Сверхсущее начало как такое (или собственно абсолют­ное) есть безусловно внутреннее единство, следовательно, Идея, как проявленное абсолютное, есть осуществленное единство, то есть единство во всем или в множественности; это все, эта множественность уже заключается потенциаль­но в абсолютном, которое есть единое и всё. В Логосе эта потенциальная множественность переводится в акт, следо­вательно, в идее она должна быть опять сведена к единству как уже действительная. Другими словами, сверхсущее как такое есть коренное, субстанциальное единство многих прежде их проявления (или, точнее, независимо от их про­явления), Идея есть их действительное единство как уже проявленных, Логос же есть начало их различения.

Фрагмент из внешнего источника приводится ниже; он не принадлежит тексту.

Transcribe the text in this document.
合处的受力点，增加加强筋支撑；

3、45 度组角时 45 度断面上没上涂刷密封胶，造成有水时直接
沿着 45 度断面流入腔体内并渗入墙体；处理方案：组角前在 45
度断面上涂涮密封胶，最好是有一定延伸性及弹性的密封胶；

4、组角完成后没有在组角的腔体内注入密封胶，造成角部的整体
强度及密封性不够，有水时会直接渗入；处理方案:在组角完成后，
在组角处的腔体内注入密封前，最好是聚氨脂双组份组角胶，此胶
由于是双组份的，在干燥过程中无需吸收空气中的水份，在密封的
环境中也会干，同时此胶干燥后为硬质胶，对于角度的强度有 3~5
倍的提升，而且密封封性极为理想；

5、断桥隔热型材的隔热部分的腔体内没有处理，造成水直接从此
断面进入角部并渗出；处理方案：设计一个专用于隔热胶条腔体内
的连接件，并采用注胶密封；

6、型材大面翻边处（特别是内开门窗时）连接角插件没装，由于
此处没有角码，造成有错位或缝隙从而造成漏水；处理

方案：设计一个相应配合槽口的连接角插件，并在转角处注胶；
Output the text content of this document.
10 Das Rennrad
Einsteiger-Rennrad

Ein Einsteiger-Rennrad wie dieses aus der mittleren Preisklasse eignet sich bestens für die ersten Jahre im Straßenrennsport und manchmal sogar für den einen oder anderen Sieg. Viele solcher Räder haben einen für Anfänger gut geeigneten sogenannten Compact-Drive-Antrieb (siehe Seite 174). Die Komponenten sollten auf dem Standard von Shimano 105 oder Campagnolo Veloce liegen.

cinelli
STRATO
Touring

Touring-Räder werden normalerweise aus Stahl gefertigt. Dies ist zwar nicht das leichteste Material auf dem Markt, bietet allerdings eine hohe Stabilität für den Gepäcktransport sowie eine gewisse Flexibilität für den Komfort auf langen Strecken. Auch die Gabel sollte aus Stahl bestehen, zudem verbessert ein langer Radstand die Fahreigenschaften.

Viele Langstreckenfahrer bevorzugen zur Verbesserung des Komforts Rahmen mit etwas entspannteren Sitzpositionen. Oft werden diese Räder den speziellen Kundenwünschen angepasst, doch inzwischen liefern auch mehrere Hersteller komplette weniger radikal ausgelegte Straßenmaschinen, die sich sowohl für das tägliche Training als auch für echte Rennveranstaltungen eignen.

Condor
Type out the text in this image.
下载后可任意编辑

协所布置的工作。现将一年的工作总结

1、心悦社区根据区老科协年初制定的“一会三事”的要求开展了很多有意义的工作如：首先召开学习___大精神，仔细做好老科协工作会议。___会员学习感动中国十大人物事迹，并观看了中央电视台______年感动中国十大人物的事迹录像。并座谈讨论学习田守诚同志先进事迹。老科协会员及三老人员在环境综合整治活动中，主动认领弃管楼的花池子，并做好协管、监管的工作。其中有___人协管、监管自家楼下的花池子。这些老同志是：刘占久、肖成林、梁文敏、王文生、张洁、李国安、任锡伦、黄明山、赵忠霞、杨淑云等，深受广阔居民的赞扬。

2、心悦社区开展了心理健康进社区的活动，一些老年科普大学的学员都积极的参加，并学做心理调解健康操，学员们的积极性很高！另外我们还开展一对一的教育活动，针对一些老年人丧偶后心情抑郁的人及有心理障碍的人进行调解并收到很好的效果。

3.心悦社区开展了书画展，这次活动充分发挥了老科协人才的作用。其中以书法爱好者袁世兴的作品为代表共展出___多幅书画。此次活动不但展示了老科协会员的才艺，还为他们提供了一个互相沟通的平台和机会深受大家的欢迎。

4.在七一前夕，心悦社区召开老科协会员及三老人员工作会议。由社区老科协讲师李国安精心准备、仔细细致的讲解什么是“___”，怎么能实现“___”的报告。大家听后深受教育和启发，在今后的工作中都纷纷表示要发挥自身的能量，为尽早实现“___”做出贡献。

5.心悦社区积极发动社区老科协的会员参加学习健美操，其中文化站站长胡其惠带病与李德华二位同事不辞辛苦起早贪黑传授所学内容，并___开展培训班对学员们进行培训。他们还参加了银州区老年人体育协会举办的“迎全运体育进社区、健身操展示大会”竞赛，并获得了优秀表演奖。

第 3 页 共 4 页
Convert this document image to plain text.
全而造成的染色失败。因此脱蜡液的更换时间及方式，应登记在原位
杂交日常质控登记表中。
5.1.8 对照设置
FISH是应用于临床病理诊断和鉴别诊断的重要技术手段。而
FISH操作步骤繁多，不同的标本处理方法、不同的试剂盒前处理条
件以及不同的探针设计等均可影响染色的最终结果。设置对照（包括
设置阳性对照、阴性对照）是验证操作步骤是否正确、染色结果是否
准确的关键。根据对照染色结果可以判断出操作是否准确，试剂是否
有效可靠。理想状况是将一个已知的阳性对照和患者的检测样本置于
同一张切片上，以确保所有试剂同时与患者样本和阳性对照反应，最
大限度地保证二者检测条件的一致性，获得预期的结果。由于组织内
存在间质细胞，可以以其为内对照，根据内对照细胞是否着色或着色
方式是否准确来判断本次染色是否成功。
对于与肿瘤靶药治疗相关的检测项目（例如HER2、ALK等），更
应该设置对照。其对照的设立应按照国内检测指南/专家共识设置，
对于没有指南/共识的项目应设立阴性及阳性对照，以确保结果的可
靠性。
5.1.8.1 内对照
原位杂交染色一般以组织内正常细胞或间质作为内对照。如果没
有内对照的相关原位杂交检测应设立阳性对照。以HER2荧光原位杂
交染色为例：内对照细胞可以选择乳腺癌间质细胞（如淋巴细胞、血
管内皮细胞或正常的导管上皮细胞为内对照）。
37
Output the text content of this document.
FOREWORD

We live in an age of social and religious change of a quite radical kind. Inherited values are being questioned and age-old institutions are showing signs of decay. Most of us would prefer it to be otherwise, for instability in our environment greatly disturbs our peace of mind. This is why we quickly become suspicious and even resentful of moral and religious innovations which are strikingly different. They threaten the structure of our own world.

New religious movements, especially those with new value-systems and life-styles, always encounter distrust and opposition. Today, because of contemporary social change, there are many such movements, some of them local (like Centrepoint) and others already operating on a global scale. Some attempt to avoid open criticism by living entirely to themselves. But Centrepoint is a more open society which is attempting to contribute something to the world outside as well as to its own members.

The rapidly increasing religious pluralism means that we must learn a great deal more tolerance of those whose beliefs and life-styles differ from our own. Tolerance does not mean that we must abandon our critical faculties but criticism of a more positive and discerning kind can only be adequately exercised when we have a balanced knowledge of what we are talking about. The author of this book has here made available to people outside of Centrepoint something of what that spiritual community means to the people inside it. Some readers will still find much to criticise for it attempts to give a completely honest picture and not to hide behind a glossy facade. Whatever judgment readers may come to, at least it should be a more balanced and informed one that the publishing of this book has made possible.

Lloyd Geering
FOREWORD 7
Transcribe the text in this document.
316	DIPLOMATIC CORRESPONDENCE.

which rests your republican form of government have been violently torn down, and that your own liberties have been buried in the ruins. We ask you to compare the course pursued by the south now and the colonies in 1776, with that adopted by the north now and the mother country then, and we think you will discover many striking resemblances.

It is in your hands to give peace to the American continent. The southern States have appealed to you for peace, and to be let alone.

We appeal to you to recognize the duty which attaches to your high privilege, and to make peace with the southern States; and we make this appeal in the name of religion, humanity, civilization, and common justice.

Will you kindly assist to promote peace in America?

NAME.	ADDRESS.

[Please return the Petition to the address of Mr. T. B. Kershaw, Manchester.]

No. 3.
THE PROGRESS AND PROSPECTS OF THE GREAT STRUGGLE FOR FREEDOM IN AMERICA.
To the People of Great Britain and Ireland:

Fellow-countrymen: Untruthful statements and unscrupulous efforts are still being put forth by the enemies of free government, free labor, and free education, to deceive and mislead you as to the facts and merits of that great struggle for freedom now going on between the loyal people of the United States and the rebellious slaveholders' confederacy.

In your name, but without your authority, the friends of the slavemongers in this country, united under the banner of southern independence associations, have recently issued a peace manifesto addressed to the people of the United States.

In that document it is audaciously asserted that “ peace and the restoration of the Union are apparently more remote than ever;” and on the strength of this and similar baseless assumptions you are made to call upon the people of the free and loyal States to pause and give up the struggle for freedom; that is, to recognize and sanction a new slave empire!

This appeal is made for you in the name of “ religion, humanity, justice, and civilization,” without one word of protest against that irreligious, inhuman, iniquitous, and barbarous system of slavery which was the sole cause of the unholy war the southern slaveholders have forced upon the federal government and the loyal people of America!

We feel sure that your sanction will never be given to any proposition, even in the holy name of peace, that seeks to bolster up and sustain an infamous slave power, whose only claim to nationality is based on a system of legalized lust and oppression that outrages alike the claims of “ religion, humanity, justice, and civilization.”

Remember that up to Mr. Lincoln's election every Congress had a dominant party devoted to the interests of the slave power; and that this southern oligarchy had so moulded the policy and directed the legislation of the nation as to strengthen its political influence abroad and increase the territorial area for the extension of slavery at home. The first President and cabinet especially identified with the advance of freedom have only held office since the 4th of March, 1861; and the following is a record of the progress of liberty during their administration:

Что касается до самих этих многих элементов, кото­рые Логос различает в абсолютном и которые находят свое единство в Идее, то мы уже определили основные из них как дух, ум и душу. Итак, Идея есть действительное един­ство духа, ума и души. Они едины в абсолютном, едины и в Идее, но различным образом. Они субстанциально едины в абсолютном, различаются в Логосе, соединяются актуаль­но в Идее. Их различенное Логосом бытие, а именно воля как бытие духа, представление как бытие ума и чувство как бытие души называются натурой или природой сущего. Ло­гос есть производящее (определяющее, деятельное) начало бытия или натуры и постольку им соответствует, но не тождествен с ними и не должен быть с ними смешиваем. Он есть божество в бытии или природе, так же как Идея есть божество в сущности или объекте (отражении).

      Единство трех основных субъектов в Идее является трояким, поскольку принцип этого единства может на­ходиться в собственно абсолютном, или же в Логосе, или, наконец, непосредственно в самой Идее. Другими словами, это их единство, осуществляемое в Идее, является иным для абсолютного, иным для Логоса и иным для самой Идеи. Как мы уже знаем, первое есть благо, второе — истина, третье — красота. Только истина, как единство теорети­ческое или логическое, мыслится; благо как такое только хочется (желается), а красота как такая только чувствует­ся. Другими словами, благо есть единство субъектов, или Идея, поскольку она хочется, истина — поскольку она представляется или мыслится, красота — поскольку она чувствуется. Совершенное же единство состоит в том, что то же самое, именно Идея, что мыслится как истина, оно же и хочется или желается как благо, и оно же самое, а не дру­гое что-нибудь и чувствуется как красота, так что эти три определения не суть какие-нибудь отдельные сущности, а только три формы или образа, в которых является для раз­личных субъектов одно и то же, именно Идея, в которой, таким образом, и обитает вся полнота Божества.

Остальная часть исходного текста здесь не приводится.